The Exchequer set out to find a balance between sourcing money from outside and tapping local markets last year. The government has recently shifted its borrowing mix toward the domestic market; nevertheless, as part of a change in policy. This implies that it will reduce its dependency on outside borrowing while raising a greater portion of money domestically through Treasury bills, bonds, and the privatization of its parastatals.
The action indicates a shift in the priorities for debt management, most likely with the goal of lowering exposure to foreign exchange risks and protecting the economy from demands on global financing. In the fiscal year 2025/2026, Kenya’s 4.29 trillion budget had a deficit of KES 901 billion, equivalent to 21.5% of the total budget. The Treasury plans to borrow KES 613.5 billion locally and KES 287.4 billion externally, with a projection to issue securities of KES 634.8 billion and raise KES 149 billion from the privatization of parastatals, including the Kenya Pipeline Company.
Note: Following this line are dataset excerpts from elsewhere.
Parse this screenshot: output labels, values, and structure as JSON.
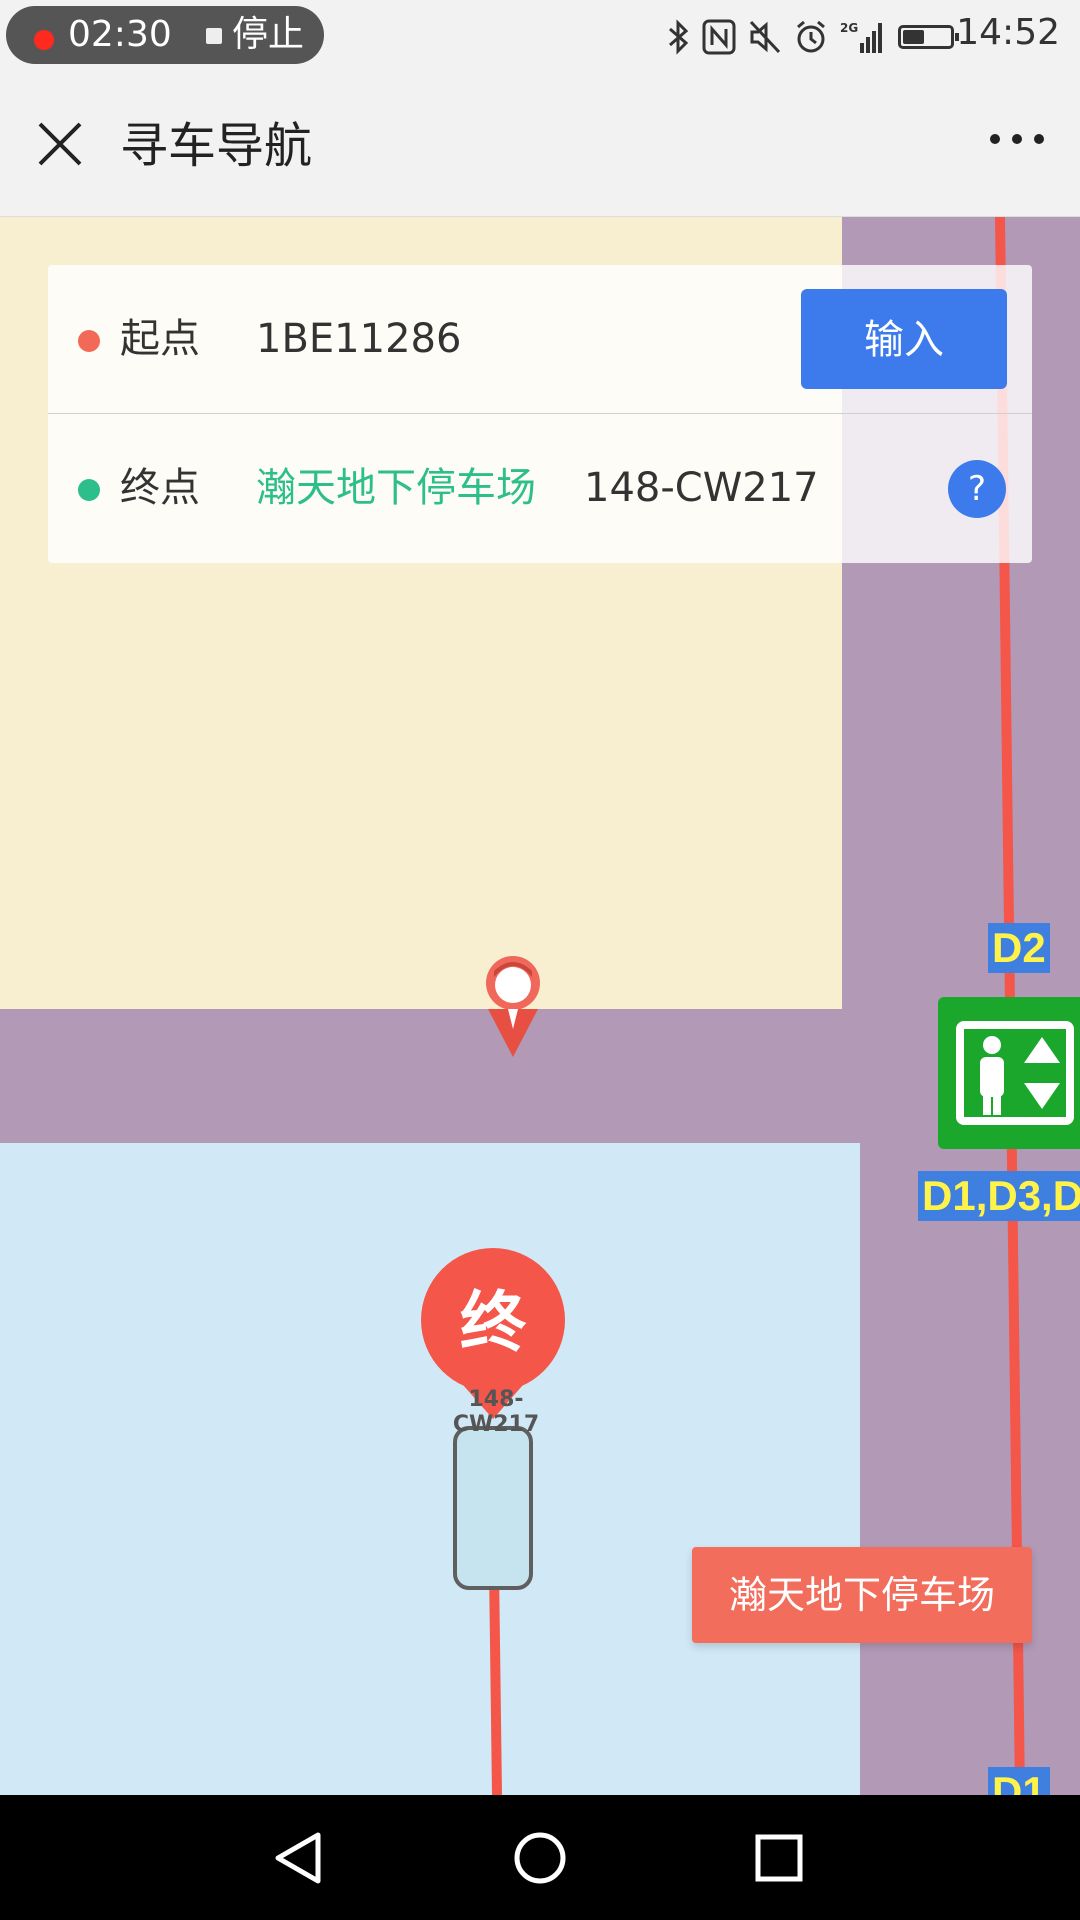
{
  "status_bar": {
    "recording_time": "02:30",
    "recording_stop_label": "停止",
    "clock": "14:52",
    "network_type": "2G",
    "battery_percent": 45,
    "icons": [
      "bluetooth-icon",
      "nfc-icon",
      "mute-icon",
      "alarm-icon",
      "signal-icon",
      "battery-icon"
    ]
  },
  "title_bar": {
    "title": "寻车导航",
    "close_icon": "close-icon",
    "more_icon": "more-icon"
  },
  "search": {
    "start": {
      "label": "起点",
      "value": "1BE11286",
      "button_label": "输入",
      "dot_color": "#f26a57"
    },
    "end": {
      "label": "终点",
      "lot_name": "瀚天地下停车场",
      "slot": "148-CW217",
      "help_label": "?",
      "dot_color": "#2dbf8b"
    }
  },
  "map": {
    "end_marker_char": "终",
    "end_marker_label": "148-CW217",
    "lot_tag": "瀚天地下停车场",
    "floor_labels": [
      "D2",
      "D1,D3,D",
      "D1"
    ],
    "colors": {
      "corridor": "#b29ab7",
      "zone_yellow": "#f8eed0",
      "zone_blue": "#d1e8f7",
      "route": "#f5564a",
      "elevator": "#1aa72b"
    }
  }
}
The Finance Ministry intends to raise KES 100 billion from the sale of a 65% stake or 11,812,645 shares of the energy firm. The fiscal authority will also acquire financing domestically from loan settlements totaling KES 11.9 billion.
Treasury Bonds
The National Treasury stated that fixed-rate bonds with 2 to 25 years of maturity will be issued, alongside infrastructure bonds to cement domestic funding. The two securities remain attractive to investors, with the former having predictable returns since the interest rate remains constant through the bond’s life, shielding investors from falling interest rates. The latter exempts investors from withholding tax on the interest earned, offering more returns than normal bonds.
Kenya’s Public Debt
According to CBK’s September 5, 2025, Weekly Bulletin, Kenya’s public debt stood at KES 11.8 trillion, equivalent to 69% of the Gross Domestic Product (GDP). Domestic debts totaled KES 6.3 trillion, which translates to 53.4% of the total debt, while external debts amounted to KES 5.5 trillion, or 46.6%.